Swimming: Peaty ignores his room mate’s advice

By Alan Baldwin

RIO DE JANEIRO (Reuters) – Adam Peaty rooms with James Guy at the Rio Olympics but Britain’s big swimming hope clearly pays no attention to his team mate’s advice.

Guy, the 200 meters freestyle world champion, recalled on Sunday what he told Peaty before the 21-year-old Briton ripped up his own 100 meters breaststroke world record on his Games debut on Saturday.

“I said ‘Peaty, don’t smash it, just control it’,” he told reporters. “(He said) ‘No, I’m going to effing smash it.”

“I said ‘Fine, mate. Do what you want.’ But fair play to Adam, he’s a great friend of mine and I’m really pleased for him.

“We’re sharing an apartment here so we’re always talking, always chatting. I’m really pleased for him, he deserves everything he gets.”

Peaty is favorite to become the first British male swimmer to win an Olympic gold since Adrian Moorhouse in 1988 when he swims on Sunday night.

On Saturday, he set a world record of 57.55 seconds in his very first Olympic race — a time 0.37 quicker than his previous best — and almost went faster again in the evening.

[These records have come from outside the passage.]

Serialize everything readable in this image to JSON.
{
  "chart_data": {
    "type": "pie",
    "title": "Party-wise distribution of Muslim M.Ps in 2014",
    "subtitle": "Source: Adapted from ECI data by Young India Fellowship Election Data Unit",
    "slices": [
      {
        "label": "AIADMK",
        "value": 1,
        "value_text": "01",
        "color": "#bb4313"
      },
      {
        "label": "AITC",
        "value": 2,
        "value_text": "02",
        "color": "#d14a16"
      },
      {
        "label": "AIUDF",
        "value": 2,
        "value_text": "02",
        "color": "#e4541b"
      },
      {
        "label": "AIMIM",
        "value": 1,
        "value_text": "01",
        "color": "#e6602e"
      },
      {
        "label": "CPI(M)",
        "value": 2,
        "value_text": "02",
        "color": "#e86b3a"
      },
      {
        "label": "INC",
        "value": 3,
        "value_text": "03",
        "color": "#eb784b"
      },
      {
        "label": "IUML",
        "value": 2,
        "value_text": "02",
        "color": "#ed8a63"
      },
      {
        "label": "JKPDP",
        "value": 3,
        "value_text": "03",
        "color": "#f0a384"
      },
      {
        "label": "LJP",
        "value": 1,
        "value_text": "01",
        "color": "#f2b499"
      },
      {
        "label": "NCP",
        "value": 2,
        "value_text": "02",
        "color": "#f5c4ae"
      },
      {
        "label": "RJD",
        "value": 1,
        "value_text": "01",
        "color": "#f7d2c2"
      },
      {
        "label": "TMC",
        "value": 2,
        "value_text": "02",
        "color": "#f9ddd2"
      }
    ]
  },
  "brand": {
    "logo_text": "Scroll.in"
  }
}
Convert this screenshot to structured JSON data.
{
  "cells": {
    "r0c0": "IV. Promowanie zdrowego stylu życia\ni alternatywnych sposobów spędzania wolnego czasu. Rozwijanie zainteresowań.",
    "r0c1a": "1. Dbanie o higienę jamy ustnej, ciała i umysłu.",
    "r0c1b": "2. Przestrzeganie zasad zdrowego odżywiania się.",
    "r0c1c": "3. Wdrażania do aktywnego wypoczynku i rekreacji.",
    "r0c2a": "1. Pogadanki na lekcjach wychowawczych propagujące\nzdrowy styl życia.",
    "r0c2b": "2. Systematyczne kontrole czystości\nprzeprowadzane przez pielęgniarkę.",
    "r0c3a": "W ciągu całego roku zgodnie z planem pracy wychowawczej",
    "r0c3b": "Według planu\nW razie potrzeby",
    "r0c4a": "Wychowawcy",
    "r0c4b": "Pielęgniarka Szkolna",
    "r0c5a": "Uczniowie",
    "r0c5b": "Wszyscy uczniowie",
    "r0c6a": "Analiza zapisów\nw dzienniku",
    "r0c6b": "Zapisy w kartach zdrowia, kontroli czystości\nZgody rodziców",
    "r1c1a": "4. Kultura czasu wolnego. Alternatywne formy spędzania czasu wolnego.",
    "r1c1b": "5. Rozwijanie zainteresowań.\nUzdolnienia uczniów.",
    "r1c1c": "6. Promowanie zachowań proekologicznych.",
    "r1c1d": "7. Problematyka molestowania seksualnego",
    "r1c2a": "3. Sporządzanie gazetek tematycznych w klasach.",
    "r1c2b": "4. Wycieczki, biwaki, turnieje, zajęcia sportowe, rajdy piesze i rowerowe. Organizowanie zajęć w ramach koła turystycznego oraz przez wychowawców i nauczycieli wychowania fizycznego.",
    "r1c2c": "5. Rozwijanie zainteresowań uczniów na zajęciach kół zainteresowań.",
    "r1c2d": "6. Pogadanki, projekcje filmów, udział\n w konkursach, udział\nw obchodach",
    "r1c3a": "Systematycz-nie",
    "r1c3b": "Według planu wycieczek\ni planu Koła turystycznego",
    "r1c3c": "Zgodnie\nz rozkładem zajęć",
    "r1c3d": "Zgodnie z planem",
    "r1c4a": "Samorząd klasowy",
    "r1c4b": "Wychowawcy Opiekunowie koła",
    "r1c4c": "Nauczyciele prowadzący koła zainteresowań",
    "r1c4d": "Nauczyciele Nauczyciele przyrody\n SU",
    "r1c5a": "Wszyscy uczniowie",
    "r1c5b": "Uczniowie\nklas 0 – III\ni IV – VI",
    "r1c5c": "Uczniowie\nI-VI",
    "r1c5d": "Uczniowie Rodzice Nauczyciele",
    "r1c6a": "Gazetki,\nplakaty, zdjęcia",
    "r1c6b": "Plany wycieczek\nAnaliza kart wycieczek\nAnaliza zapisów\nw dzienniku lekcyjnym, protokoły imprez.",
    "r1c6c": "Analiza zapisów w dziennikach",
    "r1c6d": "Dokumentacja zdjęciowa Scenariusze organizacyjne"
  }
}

Guy, who came sixth in his opening 400 freestyle race on Saturday, would not divulge what further advice he might have given his friend.

The two world champions are part of a British team that has been growing in stature but Guy said Peaty was still in a different league.

It’s nice to look up to someone really,” he said. “We’re both a similar age but he’s way up there and someone to look up to and aspire to, to see what he does and how he prepares himself for a race.”

As far as his own performance was concerned, Guy said he felt more composed than he had on the opening day — when he had led the 400 before fading over the last 100 meters.

“I feel like I’m in the meet now,” he said after setting the fifth equal fastest time in the opening 200m heats with Townley Haas of the United States.

“Just there, I felt so much more controlled instead of trying to kind of blast the 400, I just felt like I was in my element there.

“It’s just an emotional thing really. Yesterday I was bit upset coming sixth, but you’ve got to get over it. Today’s a new day. Yesterday is done and buried now, I’ve moved on.”